Save for the couple times I've drunkenly had sex in public—once in a hotel room full of strangers and friends, and later on the ground at a reggae music festival—I've never been much of an exhibitionist.

As for porn, the last time I extensively watched it was when I was 12 years old and would sneakily peep X-rated movies on the family Pay-Per-View cable box while my parents were asleep. Over the years I caught snippets of stuff, obviously, but nothing really piqued my interest, likely because it wasn't geared towards women and frankly I didn't care enough to go searching for female-friendly alternatives. Suffice to say, I had zero expectations walking into a recent live porn shoot at Oasis Aqualounge, a sex club in Toronto, but I was certainly intrigued.
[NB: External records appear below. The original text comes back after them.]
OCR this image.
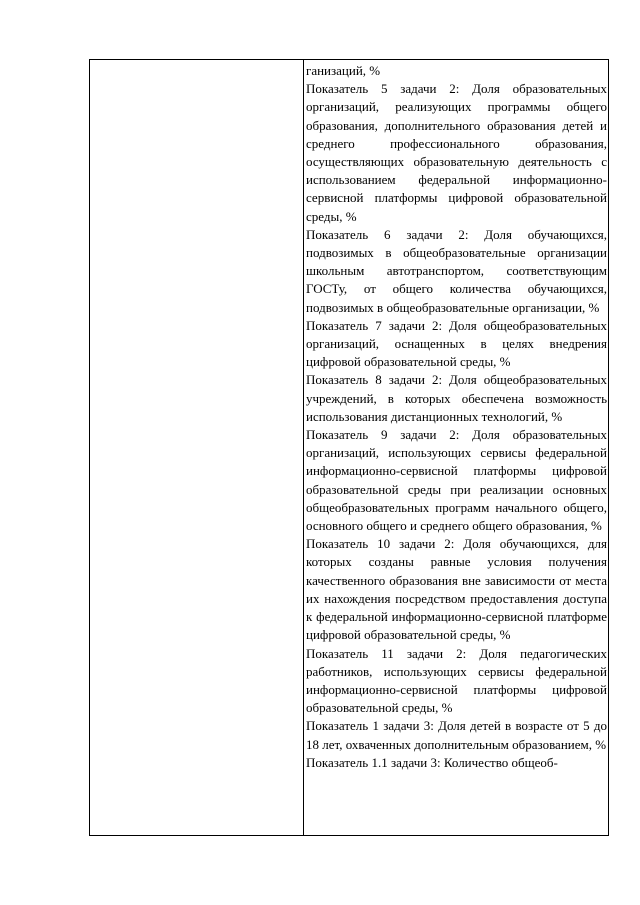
ганизаций, %

Показатель 5 задачи 2: Доля образовательных организаций, реализующих программы общего образования, дополнительного образования детей и среднего профессионального образования, осуществляющих образовательную деятельность с использованием федеральной информационно-сервисной платформы цифровой образовательной среды, %

Показатель 6 задачи 2: Доля обучающихся, подвозимых в общеобразовательные организации школьным автотранспортом, соответствующим ГОСТу, от общего количества обучающихся, подвозимых в общеобразовательные организации, %

Показатель 7 задачи 2: Доля общеобразовательных организаций, оснащенных в целях внедрения цифровой образовательной среды, %

Показатель 8 задачи 2: Доля общеобразовательных учреждений, в которых обеспечена возможность использования дистанционных технологий, %

Показатель 9 задачи 2: Доля образовательных организаций, использующих сервисы федеральной информационно-сервисной платформы цифровой образовательной среды при реализации основных общеобразовательных программ начального общего, основного общего и среднего общего образования, %

Показатель 10 задачи 2: Доля обучающихся, для которых созданы равные условия получения качественного образования вне зависимости от места их нахождения посредством предоставления доступа к федеральной информационно-сервисной платформе цифровой образовательной среды, %

Показатель 11 задачи 2: Доля педагогических работников, использующих сервисы федеральной информационно-сервисной платформы цифровой образовательной среды, %

Показатель 1 задачи 3: Доля детей в возрасте от 5 до 18 лет, охваченных дополнительным образованием, %

Показатель 1.1 задачи 3: Количество общеоб-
The monthly event, called Money Shot, offers erotic photographers, pornographers, models, and actors a chance to do their thing at various locations set-up throughout the club. The venue itself is a restored 19th century mansion with a heated pool and courtyard, two bars, a dance floor, several stylized play areas, and a private bedroom spread out over four floors.
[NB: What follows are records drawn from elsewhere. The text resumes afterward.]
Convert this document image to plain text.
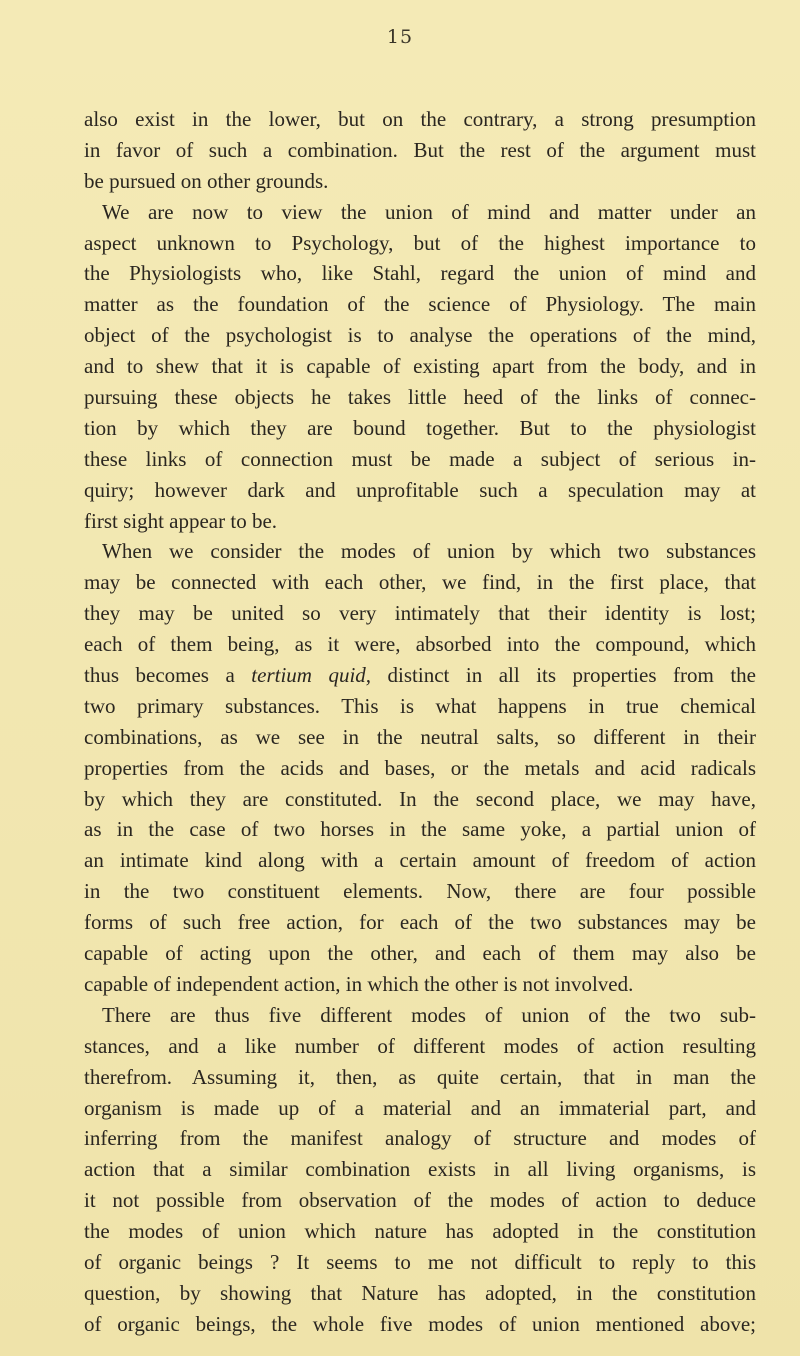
15
also exist in the lower, but on the contrary, a strong presumption
in favor of such a combination. But the rest of the argument must
be pursued on other grounds.
We are now to view the union of mind and matter under an
aspect unknown to Psychology, but of the highest importance to
the Physiologists who, like Stahl, regard the union of mind and
matter as the foundation of the science of Physiology. The main
object of the psychologist is to analyse the operations of the mind,
and to shew that it is capable of existing apart from the body, and in
pursuing these objects he takes little heed of the links of connec-
tion by which they are bound together. But to the physiologist
these links of connection must be made a subject of serious in-
quiry; however dark and unprofitable such a speculation may at
first sight appear to be.
When we consider the modes of union by which two substances
may be connected with each other, we find, in the first place, that
they may be united so very intimately that their identity is lost;
each of them being, as it were, absorbed into the compound, which
thus becomes a tertium quid, distinct in all its properties from the
two primary substances. This is what happens in true chemical
combinations, as we see in the neutral salts, so different in their
properties from the acids and bases, or the metals and acid radicals
by which they are constituted. In the second place, we may have,
as in the case of two horses in the same yoke, a partial union of
an intimate kind along with a certain amount of freedom of action
in the two constituent elements. Now, there are four possible
forms of such free action, for each of the two substances may be
capable of acting upon the other, and each of them may also be
capable of independent action, in which the other is not involved.
There are thus five different modes of union of the two sub-
stances, and a like number of different modes of action resulting
therefrom. Assuming it, then, as quite certain, that in man the
organism is made up of a material and an immaterial part, and
inferring from the manifest analogy of structure and modes of
action that a similar combination exists in all living organisms, is
it not possible from observation of the modes of action to deduce
the modes of union which nature has adopted in the constitution
of organic beings ? It seems to me not difficult to reply to this
question, by showing that Nature has adopted, in the constitution
of organic beings, the whole five modes of union mentioned above;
Basically, the deal is industry folks shoot/film free of charge and the club's patrons get to watch it all go down (men/couples pay $50, single women are free).

"I have friends who are involved in various areas of the sex industry and I thought it would be cool to bring them all together to share a collective, sexual energy," event producer and marketing director for the club, Fatima Mechtab, told me.